Nissan-owned Infiniti has opted to merge marketing, public relations, and social media oversight into a single position. Framed as a promotion for Wendy Orthman, the brand’s current global head of communications, the management shift takes place shortly after former General Manager Global Brand and Marketing Phil York decided he had better things to do in Europe. But it really just seems like the company figured out a way to roll three jobs into a single paycheck.
Effective today, Orthman will be assuming the freshly minted title of general manager of Global Integrated Brand, Marketing and Communications. According to the automaker, the position combines the roles of a chief marketing officer and head of communications while also providing oversight for Infiniti’s social media and public relations.

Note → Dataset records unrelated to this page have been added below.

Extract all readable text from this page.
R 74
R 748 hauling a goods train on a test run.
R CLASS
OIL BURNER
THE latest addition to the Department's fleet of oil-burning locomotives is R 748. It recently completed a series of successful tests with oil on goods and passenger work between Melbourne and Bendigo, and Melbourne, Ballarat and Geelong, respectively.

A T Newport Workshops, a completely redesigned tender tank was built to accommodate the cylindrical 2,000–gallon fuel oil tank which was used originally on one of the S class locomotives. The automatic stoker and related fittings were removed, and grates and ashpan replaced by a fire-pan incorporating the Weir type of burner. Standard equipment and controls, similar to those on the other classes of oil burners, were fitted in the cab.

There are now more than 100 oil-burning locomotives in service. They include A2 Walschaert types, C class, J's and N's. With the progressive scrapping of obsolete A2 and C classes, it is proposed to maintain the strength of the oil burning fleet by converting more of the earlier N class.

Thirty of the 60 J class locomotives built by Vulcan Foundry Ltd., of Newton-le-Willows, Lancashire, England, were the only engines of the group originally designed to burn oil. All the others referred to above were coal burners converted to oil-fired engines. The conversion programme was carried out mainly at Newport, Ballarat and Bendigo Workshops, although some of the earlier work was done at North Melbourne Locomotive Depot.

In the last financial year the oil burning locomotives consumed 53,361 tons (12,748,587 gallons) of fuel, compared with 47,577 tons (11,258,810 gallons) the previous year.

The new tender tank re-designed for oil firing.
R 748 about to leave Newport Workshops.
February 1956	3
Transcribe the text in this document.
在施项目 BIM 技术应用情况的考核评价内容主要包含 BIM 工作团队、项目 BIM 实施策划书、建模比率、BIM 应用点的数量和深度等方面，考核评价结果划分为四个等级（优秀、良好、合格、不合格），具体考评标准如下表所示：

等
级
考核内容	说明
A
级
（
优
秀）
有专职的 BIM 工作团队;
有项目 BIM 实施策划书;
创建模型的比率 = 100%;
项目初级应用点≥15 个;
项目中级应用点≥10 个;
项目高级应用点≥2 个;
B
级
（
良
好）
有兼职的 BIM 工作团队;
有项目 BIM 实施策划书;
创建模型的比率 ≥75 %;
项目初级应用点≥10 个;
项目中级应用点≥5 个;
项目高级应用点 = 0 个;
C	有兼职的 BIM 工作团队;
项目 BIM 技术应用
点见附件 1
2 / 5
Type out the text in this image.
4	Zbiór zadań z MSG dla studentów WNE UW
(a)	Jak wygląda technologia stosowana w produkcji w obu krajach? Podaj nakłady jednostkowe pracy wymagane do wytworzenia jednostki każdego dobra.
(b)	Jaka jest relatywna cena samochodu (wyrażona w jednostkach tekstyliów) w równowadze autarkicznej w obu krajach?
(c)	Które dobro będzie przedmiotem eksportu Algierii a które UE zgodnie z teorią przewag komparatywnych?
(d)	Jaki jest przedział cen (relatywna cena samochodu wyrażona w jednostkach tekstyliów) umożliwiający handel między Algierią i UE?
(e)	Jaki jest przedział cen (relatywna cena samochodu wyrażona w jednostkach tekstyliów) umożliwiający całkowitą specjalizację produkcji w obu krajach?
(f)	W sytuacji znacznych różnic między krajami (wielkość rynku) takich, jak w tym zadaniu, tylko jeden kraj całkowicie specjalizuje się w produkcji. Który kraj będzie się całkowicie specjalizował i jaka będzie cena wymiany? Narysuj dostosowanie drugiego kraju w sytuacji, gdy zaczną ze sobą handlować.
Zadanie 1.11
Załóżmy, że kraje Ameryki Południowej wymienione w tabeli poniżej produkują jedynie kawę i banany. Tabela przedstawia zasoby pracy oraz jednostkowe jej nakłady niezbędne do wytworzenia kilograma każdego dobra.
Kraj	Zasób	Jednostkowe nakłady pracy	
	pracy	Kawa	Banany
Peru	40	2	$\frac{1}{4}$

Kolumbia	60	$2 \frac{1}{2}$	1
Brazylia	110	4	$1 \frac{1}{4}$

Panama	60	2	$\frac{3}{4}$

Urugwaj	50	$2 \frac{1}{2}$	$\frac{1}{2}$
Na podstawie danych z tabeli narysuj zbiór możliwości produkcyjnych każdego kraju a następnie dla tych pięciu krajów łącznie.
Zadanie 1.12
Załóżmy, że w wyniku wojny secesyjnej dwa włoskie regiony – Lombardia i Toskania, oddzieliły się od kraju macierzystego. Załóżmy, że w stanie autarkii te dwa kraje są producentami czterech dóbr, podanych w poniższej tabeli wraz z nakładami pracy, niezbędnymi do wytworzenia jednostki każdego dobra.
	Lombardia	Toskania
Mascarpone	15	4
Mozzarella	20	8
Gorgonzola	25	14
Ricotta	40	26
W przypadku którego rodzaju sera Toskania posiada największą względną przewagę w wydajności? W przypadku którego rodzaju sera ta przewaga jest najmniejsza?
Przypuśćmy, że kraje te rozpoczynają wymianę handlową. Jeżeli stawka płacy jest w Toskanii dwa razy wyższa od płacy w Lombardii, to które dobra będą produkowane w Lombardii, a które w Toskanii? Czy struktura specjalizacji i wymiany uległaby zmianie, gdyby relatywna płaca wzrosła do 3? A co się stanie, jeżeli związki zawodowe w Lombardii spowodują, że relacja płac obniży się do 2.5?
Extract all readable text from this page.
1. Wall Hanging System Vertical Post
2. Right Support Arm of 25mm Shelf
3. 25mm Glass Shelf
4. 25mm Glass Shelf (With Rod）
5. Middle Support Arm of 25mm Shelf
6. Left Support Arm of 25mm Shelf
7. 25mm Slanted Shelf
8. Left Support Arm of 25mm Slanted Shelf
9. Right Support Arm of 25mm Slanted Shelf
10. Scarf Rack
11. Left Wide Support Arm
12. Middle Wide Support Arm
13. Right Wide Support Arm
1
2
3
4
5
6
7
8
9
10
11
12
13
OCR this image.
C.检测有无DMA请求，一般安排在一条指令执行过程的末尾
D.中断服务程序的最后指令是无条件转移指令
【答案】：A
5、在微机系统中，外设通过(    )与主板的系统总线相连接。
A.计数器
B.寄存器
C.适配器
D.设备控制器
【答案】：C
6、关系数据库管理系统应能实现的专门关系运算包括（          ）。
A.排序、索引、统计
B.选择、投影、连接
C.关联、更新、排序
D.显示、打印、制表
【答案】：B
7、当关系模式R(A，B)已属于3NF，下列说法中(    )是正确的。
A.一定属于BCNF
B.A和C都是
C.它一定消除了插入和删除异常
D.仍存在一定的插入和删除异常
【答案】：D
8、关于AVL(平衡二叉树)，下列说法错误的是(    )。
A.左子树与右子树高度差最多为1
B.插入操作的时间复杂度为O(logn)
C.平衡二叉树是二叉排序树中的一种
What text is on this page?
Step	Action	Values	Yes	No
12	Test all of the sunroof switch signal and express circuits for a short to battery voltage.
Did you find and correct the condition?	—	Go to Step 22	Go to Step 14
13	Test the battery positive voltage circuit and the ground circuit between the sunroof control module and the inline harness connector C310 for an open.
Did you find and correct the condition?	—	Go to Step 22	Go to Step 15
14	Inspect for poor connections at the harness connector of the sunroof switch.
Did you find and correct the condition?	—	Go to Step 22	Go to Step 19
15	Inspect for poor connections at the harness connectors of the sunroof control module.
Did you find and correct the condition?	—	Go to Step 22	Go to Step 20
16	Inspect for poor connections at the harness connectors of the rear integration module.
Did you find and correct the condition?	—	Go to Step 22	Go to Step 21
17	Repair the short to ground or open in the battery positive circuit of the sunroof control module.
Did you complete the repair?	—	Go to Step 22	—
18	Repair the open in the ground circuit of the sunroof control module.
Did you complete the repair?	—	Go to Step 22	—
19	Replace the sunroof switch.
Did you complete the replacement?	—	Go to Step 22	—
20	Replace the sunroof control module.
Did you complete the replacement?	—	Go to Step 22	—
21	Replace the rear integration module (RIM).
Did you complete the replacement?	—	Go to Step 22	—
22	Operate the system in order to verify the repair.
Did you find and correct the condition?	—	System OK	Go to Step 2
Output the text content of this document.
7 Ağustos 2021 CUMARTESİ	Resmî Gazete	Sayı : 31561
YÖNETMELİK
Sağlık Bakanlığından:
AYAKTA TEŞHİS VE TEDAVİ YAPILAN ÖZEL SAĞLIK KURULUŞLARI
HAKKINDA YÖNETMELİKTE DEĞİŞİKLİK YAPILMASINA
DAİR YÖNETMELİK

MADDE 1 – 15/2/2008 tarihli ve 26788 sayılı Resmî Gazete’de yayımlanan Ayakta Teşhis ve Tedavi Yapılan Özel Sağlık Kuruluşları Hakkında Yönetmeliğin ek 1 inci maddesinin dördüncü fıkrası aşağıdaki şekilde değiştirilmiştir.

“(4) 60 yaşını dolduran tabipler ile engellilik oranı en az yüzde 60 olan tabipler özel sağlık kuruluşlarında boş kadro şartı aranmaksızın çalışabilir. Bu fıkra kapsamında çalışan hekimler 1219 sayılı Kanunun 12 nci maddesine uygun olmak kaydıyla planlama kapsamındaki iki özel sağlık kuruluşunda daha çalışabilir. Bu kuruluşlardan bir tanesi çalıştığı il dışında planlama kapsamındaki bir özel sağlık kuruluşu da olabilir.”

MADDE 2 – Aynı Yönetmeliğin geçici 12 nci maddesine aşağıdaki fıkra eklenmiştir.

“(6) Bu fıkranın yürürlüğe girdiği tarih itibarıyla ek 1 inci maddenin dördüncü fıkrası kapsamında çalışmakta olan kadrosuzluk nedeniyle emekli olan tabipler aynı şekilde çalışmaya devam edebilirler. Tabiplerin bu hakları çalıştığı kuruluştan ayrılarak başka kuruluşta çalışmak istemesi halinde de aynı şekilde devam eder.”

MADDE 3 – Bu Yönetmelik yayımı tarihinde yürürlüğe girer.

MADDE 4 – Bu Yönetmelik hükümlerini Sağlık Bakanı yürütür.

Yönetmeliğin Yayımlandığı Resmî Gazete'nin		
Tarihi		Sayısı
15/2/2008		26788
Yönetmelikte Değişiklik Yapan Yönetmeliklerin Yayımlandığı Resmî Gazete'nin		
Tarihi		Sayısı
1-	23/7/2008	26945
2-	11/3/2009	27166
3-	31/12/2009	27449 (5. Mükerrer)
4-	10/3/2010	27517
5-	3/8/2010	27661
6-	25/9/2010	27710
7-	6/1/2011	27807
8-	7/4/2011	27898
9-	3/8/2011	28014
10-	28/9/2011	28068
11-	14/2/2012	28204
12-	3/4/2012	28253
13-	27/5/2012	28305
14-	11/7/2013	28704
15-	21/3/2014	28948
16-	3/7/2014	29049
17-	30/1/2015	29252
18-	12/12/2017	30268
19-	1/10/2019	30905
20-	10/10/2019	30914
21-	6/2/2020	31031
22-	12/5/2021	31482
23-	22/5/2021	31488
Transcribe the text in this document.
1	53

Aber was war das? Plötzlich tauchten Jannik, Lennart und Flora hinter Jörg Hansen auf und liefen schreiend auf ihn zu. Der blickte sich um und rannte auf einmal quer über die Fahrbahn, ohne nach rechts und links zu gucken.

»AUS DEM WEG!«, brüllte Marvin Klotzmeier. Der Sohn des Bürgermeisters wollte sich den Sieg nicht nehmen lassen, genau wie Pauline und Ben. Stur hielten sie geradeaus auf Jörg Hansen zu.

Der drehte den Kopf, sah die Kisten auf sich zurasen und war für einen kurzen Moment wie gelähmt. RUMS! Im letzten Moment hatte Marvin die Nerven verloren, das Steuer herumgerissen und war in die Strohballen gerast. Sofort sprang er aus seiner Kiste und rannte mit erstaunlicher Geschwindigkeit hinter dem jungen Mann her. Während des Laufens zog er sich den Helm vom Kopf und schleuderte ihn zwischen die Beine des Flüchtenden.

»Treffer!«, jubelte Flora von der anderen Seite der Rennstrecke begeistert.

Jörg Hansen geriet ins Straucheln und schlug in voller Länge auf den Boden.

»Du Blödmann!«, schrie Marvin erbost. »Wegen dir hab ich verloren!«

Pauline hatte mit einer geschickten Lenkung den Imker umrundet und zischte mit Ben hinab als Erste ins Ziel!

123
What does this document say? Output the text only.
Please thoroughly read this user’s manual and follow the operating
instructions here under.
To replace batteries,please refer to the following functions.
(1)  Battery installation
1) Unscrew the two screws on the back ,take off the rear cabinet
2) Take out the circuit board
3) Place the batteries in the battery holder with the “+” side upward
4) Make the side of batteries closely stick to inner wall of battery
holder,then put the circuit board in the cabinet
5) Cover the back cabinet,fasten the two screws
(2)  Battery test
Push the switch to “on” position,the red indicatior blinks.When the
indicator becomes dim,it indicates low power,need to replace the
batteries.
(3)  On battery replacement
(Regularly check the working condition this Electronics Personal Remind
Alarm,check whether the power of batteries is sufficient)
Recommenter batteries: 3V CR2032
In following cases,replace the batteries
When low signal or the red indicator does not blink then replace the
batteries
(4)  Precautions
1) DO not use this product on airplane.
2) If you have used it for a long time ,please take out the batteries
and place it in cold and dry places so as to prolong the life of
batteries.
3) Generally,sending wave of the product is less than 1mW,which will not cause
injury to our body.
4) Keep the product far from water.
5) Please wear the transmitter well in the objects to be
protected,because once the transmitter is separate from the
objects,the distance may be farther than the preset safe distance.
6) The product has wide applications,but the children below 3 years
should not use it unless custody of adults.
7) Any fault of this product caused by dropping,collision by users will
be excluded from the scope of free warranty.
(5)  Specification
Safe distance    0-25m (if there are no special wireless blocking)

Orthman moved to Japan to take the lead communications job in 2020 and previously worked within Nissan’s media/comms team for North America. Before that, she was serving as a PR manager for Chrysler.
“Infiniti is a brand born to defy conventions and Wendy has a flair for big, convention-breaking ideas. With this change, Infiniti is once again making a daring statement by truly integrating marketing, social and communications into one vision.” stated Olga Filippova, divisional general manager, Infiniti Global Brand, Sales and Marketing. “In addition to pushing boundaries and challenging what’s possible with a level of energy, tenacity and good humor that we value, Wendy embodies the human-first approach that sets Infiniti apart and these strengths are invaluable assets as we steer Infiniti towards a bright new era.”
We’re guessing her biggest asset is likely a willingness to take on what’s presumably a pretty hefty workload. Though, having formerly worked in automotive PR and marketing myself, I know that plenty of positions are little more than cushy management jobs where you’re effectively telling clients exactly what they want to hear. Underlings tend to be research drones dumping in long hours so they resulting data can be spun into something more palatable and are typically waiting for an opportunity to prove they’re attractive and charming enough to become an outward facing member of the organization. But even the breeziest of marketing jobs will become taxing when you’re doing three of them at once and Orthman might be the hardest worker in Infiniti’s roster for all we know.
Still, it remains curious that the automaker promoted just one person to handle a broad (albeit related) spectrum of tasks. Automotive News similarly noted that it was uncommon to see a relatively fresh faced communications head being promoted into a series of high-ranking marketing roles. But it referenced Audi’s decision to promote Tara Rush from comms chief to head of marketing in 2020 to prove it wasn’t without precedent — though the outlet ultimately attributed Orthman’s promotion to optics.
From AN:
Infiniti is portraying the promotion as an outside-the-box pick meant to capitalize on Orthman’s skills as an “advocate for diversity and inclusion, lifestyle storytelling and digital media.” Such traits are becoming more important inside the automotive sector. Car brands are notorious for big-budgeted TV campaigns, but quick-moving social media campaigns are taking on new relevance as brands adjust to the media habits of younger buyers.
Whether not this will result in noteworthy changes to the brand’s outgoing messaging remains to be seen. But moving away from spending money on “big-budgeted TV campaigns” does sound like something a business that just consolidated its entire media leadership into one position might do — even if buying trends are indeed shifting toward the internet. Nissan and its subsidiaries have been downsizing/restructuring for a few years now. After hearing about how they had to nix the planned premium EV offensive (which would have started this year) and watching Infiniti’s U.S. sales sliding in the wrong direction since 2018, perhaps we shouldn’t be so surprised to see the brand failing to fill out its ranks following a few sizable staffing shakeups.
Regardless, we’re wishing Wendy lots of luck and hope she finds the necessary time to juggle all three positions. Hopefully Filippova and Infiniti Chairman/Senior VP Peyman Kargar go easy on her while she settles in.